The owners' liability act, 3 Mason Minn. St. 1938 Supp. § 2720-104, reads as follows:
"Whenever any motor vehicle * * * shall be operated upon any public street or highway of this State, by any person otherthan the owner, with the consent of the owner express or implied, the operator thereof shall in case of accident, be deemed the agent of the owner of such motor vehicle in the operation thereof." (Italics supplied.)
To read into the above statute after the words "other than the owner" the words "who consents" is, at best, a guess at what the legislature would have provided had the precise situation occurred to it. It is also a concession that Sampson was a co-owner and therefore not properly within the purview of the statute. Ordinarily courts should not read into the statute something that is not there. Statutory amendment should be by the legislature and not by the court. This is especially true of statutes in derogation of the common law. 6 Dunnell, Minn. Dig. (2 ed. Supps.) § 8958. Furthermore, co-ownership of automobiles is common, and it seems that if the legislature had chosen to create a new rule on the liability of co-owners it would have done so.

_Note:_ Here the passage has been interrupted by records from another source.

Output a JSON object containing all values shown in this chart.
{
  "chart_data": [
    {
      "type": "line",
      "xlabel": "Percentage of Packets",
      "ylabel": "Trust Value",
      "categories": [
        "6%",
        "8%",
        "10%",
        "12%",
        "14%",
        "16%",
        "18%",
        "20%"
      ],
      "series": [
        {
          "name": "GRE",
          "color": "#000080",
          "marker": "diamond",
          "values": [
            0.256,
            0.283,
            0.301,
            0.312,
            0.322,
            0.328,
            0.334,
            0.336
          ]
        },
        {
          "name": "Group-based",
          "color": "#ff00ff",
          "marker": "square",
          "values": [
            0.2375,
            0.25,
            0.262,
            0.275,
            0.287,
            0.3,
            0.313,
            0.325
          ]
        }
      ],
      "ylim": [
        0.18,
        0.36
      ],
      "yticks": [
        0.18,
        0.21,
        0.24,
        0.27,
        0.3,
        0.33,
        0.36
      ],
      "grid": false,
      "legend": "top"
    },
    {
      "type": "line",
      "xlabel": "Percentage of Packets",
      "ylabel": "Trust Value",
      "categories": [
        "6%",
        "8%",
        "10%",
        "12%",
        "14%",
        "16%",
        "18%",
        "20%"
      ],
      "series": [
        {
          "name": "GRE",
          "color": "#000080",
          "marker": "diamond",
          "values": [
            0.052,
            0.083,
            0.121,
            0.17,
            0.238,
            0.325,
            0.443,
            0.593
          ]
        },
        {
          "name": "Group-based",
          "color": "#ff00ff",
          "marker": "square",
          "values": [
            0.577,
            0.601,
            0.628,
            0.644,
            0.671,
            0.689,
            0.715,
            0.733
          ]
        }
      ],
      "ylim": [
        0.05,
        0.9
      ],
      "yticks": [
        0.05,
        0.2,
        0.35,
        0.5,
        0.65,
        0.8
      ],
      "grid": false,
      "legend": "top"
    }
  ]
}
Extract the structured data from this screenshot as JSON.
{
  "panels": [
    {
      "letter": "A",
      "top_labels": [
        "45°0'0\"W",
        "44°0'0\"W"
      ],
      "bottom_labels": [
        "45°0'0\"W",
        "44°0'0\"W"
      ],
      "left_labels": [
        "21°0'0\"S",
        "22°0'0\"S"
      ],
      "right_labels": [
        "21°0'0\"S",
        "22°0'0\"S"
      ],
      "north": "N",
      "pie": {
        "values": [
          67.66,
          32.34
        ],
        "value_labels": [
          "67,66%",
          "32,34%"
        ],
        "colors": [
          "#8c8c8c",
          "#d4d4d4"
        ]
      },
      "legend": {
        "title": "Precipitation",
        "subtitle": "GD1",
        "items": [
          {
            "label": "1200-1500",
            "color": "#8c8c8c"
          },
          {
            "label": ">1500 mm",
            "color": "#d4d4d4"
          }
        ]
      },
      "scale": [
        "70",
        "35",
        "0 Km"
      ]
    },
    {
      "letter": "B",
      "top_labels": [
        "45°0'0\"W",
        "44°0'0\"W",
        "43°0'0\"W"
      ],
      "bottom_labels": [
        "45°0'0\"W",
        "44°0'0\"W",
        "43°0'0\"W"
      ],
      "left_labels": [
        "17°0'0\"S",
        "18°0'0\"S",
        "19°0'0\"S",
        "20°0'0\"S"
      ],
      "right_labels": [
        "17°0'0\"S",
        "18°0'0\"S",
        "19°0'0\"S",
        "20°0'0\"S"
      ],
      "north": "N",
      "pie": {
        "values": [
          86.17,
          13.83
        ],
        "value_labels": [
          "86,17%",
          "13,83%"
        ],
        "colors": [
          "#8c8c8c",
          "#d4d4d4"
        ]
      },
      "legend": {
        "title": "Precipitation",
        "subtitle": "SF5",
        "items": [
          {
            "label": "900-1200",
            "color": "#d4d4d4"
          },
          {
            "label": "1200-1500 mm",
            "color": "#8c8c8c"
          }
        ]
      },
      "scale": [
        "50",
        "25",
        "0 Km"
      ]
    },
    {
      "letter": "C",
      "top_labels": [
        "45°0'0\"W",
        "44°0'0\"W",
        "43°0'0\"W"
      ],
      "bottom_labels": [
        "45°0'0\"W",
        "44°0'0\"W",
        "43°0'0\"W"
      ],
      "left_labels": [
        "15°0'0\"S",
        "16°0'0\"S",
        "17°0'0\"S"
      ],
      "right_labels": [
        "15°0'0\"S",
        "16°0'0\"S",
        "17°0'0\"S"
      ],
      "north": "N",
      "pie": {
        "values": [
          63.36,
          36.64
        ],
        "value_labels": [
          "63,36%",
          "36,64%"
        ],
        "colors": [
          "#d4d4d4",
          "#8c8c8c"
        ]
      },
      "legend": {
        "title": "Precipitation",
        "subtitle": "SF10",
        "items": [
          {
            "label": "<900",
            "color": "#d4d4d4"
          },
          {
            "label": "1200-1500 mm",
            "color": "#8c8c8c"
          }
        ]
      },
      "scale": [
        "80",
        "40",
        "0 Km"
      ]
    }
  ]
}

I am sustained in my construction of the two acts by the cases most nearly like the one at bar that have been called to our attention or that we have found. They are Caplan v. Caplan,243 A.D. 456, 278 N.Y. S. 475, affirmed in 268 N.Y. 445,198 N.E. 23, and Wadsworth v. Webster, 237 A.D. 319,261 N Y S. 670. In the Caplan case, an auto was owned by the copartnership, E. Caplan Son. Plaintiff was the wife of partner Hyman Caplan, who was driving the partnership car and whose negligence caused her injury. The court cited both the partnership act and the owners' responsibility act. The New York partnership act is virtually identical to that of Minnesota. The provisions
their law imposing liability on auto owners for injuries caused by negligence of a person "other than the owner" operating the vehicle with the owner's consent (§ 59, Vehicle and Traffic Law) are similar to ours, 3 Mason Minn. St. 1938 Supp. § 2720-104. It is the only statute in all of the seven states which have adopted this type of owners' responsibility law that bears any similarity to our own, and, it having been passed prior to ours, was doubtless the pattern upon which ours was drawn. The New York court held the owners' responsibility act [243 A.D. 458, 278 N.Y. S. 477] "not applicable in the present case because the defendant Hyman Caplan was a co-owner of the car." The Wadsworth case. 237 A.D. 319,261 N.Y. S. 670, is in accord. On appeal of the Caplan case [268 N.Y. 445,198 N.E. 23], the New York court of appeals did not mention the owners' responsibility act, but affirmed on the ground that a wife cannot maintain an action against her husband, and under the express provisions of the partnership act the partnership is liable only to the same extent as the negligent partner. Belleson v. Skilbeck, 185 Minn. 537, 242 N.W. 1, is to the same effect. Both cases are discussed in Miller v. J. A. Tyrholm Co. Inc. 196 Minn. 438, 444, 265 N.W. 324. Respondent argues that because New York's highest court did not mention the owners' responsibility act it must be deemed to have not accepted the lower courts decision on the point. However, to attain its result, the New York court must have assumed that ownership of the vehicle by the partnership was ownership by the individual partners as co-owners, for otherwise the owners' responsibility act would have been applicable. It seems to me that the decision of the court of appeals in the Caplan case [268 N.Y. 445, 198 N.E. 23] is a tacit holding that the incidents of partnership and ownership of partnership property are necessarily to be found in the partnership act and that partnership property belongs to the partners as co-owners, and that therefore the owners' responsibility act had no application.
I think the orders should be reversed.